Thursday, May 20, 2021
New Orleans - Beauregard-Keyes House
We are in New Orleans to attend our neice's graduation from Tulane, but are doing a little sightseeing too. After a springtime rainstorm, we took a stroll from our lodgings at the NOPSI hotel in the Central Business District to the French Quarter, where we zigzagged over to Royal Street, the main shopping and business street of the district since the 1840s. We were on our way to the French Market when I spied a sign for the Beauregard-Keyes house,with tours on the hour. And as it was five to the hour, I told Steven it was fated that we stop and tour this nearly 200 year old house.
The house is next to Ursulines street, across from a former convent for Ursulines nuns, now a museum. It was these nuns who sold the first owner, John Le Carpentier, the lot for the house in 1825 for $6,000. The house, of Creole American style (Carpentier and his architect were both Creoles from Haiti), was completed in time for the wedding of Carpentier's daughter in 1829. But then Carpentier sold it a few years later in 1833 to Swiss businessman John Merle, who was forced to sell it after the financial panic of 1837. A plantation owner's widow purchased the home, then the Lanata and Giancona familes, Italian merchants. In between, Dominique Lanata rented the house to General P.G.T. Beauregard, the Confederate General, though only for 18 months circa 1865 or 1866. (Later, when the house fell into disrepair, it was a group of Southern ladeis, captivated by Beauregard, that renamed the house Beauregard House. It also helped with the fundraising.) You can still the general's trunk in the house as well as his portrait above the mantle in the ballroom.
Before it could be razed and replaced with a macaroni factory, it was saved for preservation in 1926, then rented by the novelist Frances Parkinson Keyes before becoming museum in the 1970s.

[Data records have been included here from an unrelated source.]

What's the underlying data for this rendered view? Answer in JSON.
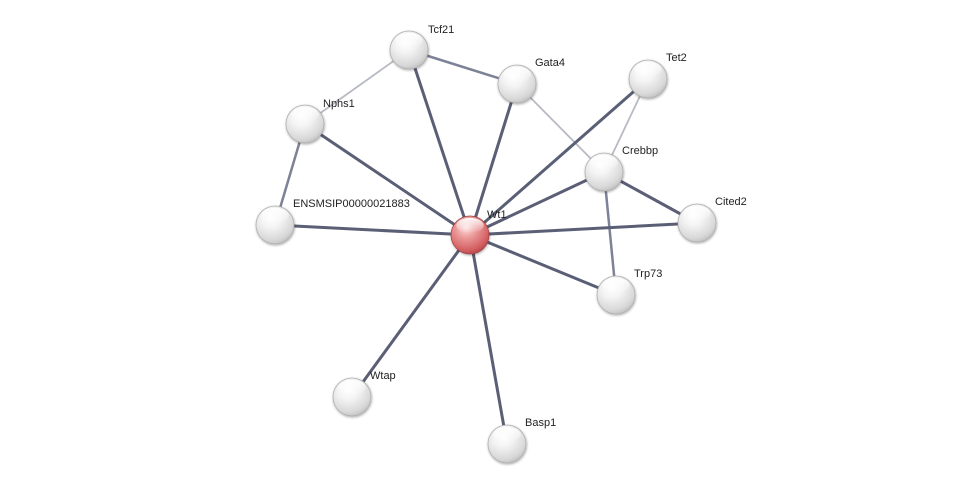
{
  "colors": {
    "background": "#ffffff",
    "node_default": "#e6e6e6",
    "node_query": "#e0787a",
    "edge_strong": "#5a5f75",
    "edge_medium": "#7e8296",
    "edge_weak": "#b8bac4",
    "label": "#222222"
  },
  "network": {
    "query_protein": "Wt1",
    "nodes": [
      {
        "id": "wt1",
        "label": "Wt1",
        "query": true
      },
      {
        "id": "tcf21",
        "label": "Tcf21",
        "query": false
      },
      {
        "id": "gata4",
        "label": "Gata4",
        "query": false
      },
      {
        "id": "tet2",
        "label": "Tet2",
        "query": false
      },
      {
        "id": "nphs1",
        "label": "Nphs1",
        "query": false
      },
      {
        "id": "crebbp",
        "label": "Crebbp",
        "query": false
      },
      {
        "id": "ensmsip",
        "label": "ENSMSIP00000021883",
        "query": false
      },
      {
        "id": "cited2",
        "label": "Cited2",
        "query": false
      },
      {
        "id": "trp73",
        "label": "Trp73",
        "query": false
      },
      {
        "id": "wtap",
        "label": "Wtap",
        "query": false
      },
      {
        "id": "basp1",
        "label": "Basp1",
        "query": false
      }
    ],
    "edges": [
      {
        "source": "tcf21",
        "target": "nphs1",
        "strength": "weak"
      },
      {
        "source": "tcf21",
        "target": "gata4",
        "strength": "medium"
      },
      {
        "source": "gata4",
        "target": "crebbp",
        "strength": "weak"
      },
      {
        "source": "tet2",
        "target": "crebbp",
        "strength": "weak"
      },
      {
        "source": "nphs1",
        "target": "ensmsip",
        "strength": "medium"
      },
      {
        "source": "crebbp",
        "target": "cited2",
        "strength": "strong"
      },
      {
        "source": "crebbp",
        "target": "trp73",
        "strength": "medium"
      },
      {
        "source": "wt1",
        "target": "tcf21",
        "strength": "strong"
      },
      {
        "source": "wt1",
        "target": "gata4",
        "strength": "strong"
      },
      {
        "source": "wt1",
        "target": "tet2",
        "strength": "strong"
      },
      {
        "source": "wt1",
        "target": "nphs1",
        "strength": "strong"
      },
      {
        "source": "wt1",
        "target": "crebbp",
        "strength": "strong"
      },
      {
        "source": "wt1",
        "target": "ensmsip",
        "strength": "strong"
      },
      {
        "source": "wt1",
        "target": "cited2",
        "strength": "strong"
      },
      {
        "source": "wt1",
        "target": "trp73",
        "strength": "strong"
      },
      {
        "source": "wt1",
        "target": "wtap",
        "strength": "strong"
      },
      {
        "source": "wt1",
        "target": "basp1",
        "strength": "strong"
      }
    ]
  }
}
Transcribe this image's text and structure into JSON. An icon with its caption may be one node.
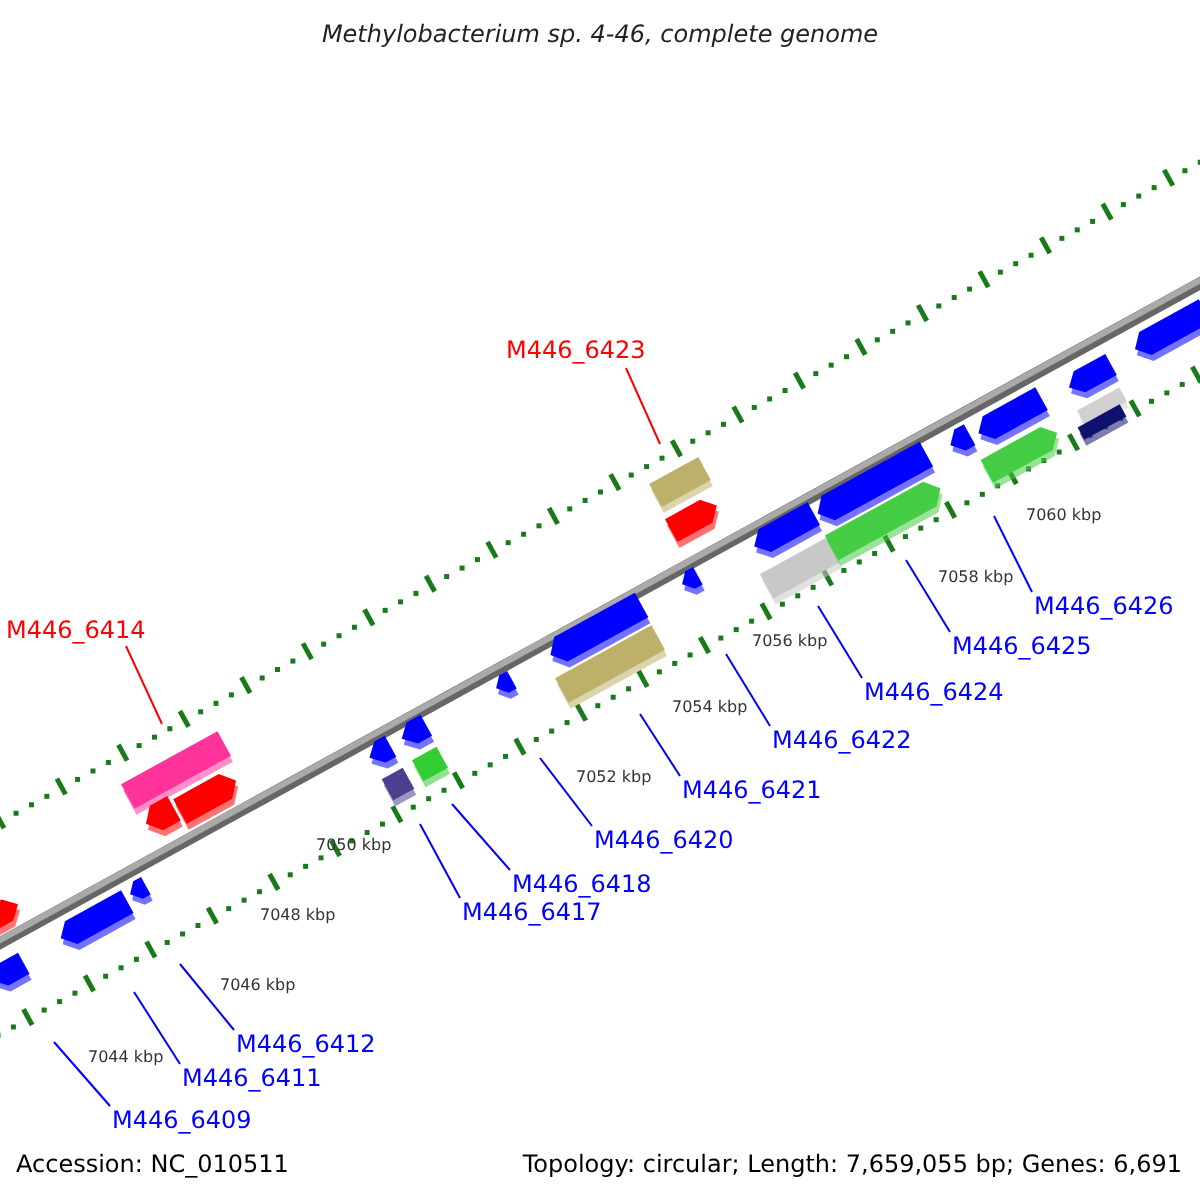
{
  "diagram": {
    "title": "Methylobacterium sp. 4-46, complete genome",
    "nodes": [
      {
        "text": [
          "M446_6423"
        ]
      },
      {
        "text": [
          "M446_6414"
        ]
      },
      {
        "text": [
          "M446_6426"
        ]
      },
      {
        "text": [
          "M446_6425"
        ]
      },
      {
        "text": [
          "M446_6424"
        ]
      },
      {
        "text": [
          "M446_6422"
        ]
      },
      {
        "text": [
          "M446_6421"
        ]
      },
      {
        "text": [
          "M446_6420"
        ]
      },
      {
        "text": [
          "M446_6418"
        ]
      },
      {
        "text": [
          "M446_6417"
        ]
      },
      {
        "text": [
          "M446_6412"
        ]
      },
      {
        "text": [
          "M446_6411"
        ]
      },
      {
        "text": [
          "M446_6409"
        ]
      }
    ],
    "edges": [
      {
        "from": 0,
        "to": null,
        "arrow": "none",
        "color": "#ff0000"
      },
      {
        "from": 1,
        "to": null,
        "arrow": "none",
        "color": "#ff0000"
      },
      {
        "from": 2,
        "to": null,
        "arrow": "none"
      },
      {
        "from": 3,
        "to": null,
        "arrow": "none"
      },
      {
        "from": 4,
        "to": null,
        "arrow": "none"
      },
      {
        "from": 5,
        "to": null,
        "arrow": "none"
      },
      {
        "from": 6,
        "to": null,
        "arrow": "none"
      },
      {
        "from": 7,
        "to": null,
        "arrow": "none"
      },
      {
        "from": 8,
        "to": null,
        "arrow": "none"
      },
      {
        "from": 9,
        "to": null,
        "arrow": "none"
      },
      {
        "from": 10,
        "to": null,
        "arrow": "none"
      },
      {
        "from": 11,
        "to": null,
        "arrow": "none"
      },
      {
        "from": 12,
        "to": null,
        "arrow": "none"
      }
    ],
    "labels": [
      "7060 kbp",
      "7058 kbp",
      "7056 kbp",
      "7054 kbp",
      "7052 kbp",
      "7050 kbp",
      "7048 kbp",
      "7046 kbp",
      "7044 kbp",
      "Accession: NC_010511",
      "Topology: circular; Length: 7,659,055 bp; Genes: 6,691"
    ]
  }
}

But the best story of this house involves the Sicilian mafia, or more precisely the Silician Black Hand. The Giancano family had purchased the house in 1904 and ran their wholesale liquor business out of it and were doing quite well when four members of the Black Hand came to call on June 16, 1908. After what must have been a tense dinner (in the room above), Pietro Giacona excused himself from the table for a moment, came back with a shotgun, and shot all four men from the Black Hand. Only one lived. Pietro and his son were arrested, but nothing came of it. The Italian community in New Orleans instead considered giving them a medal.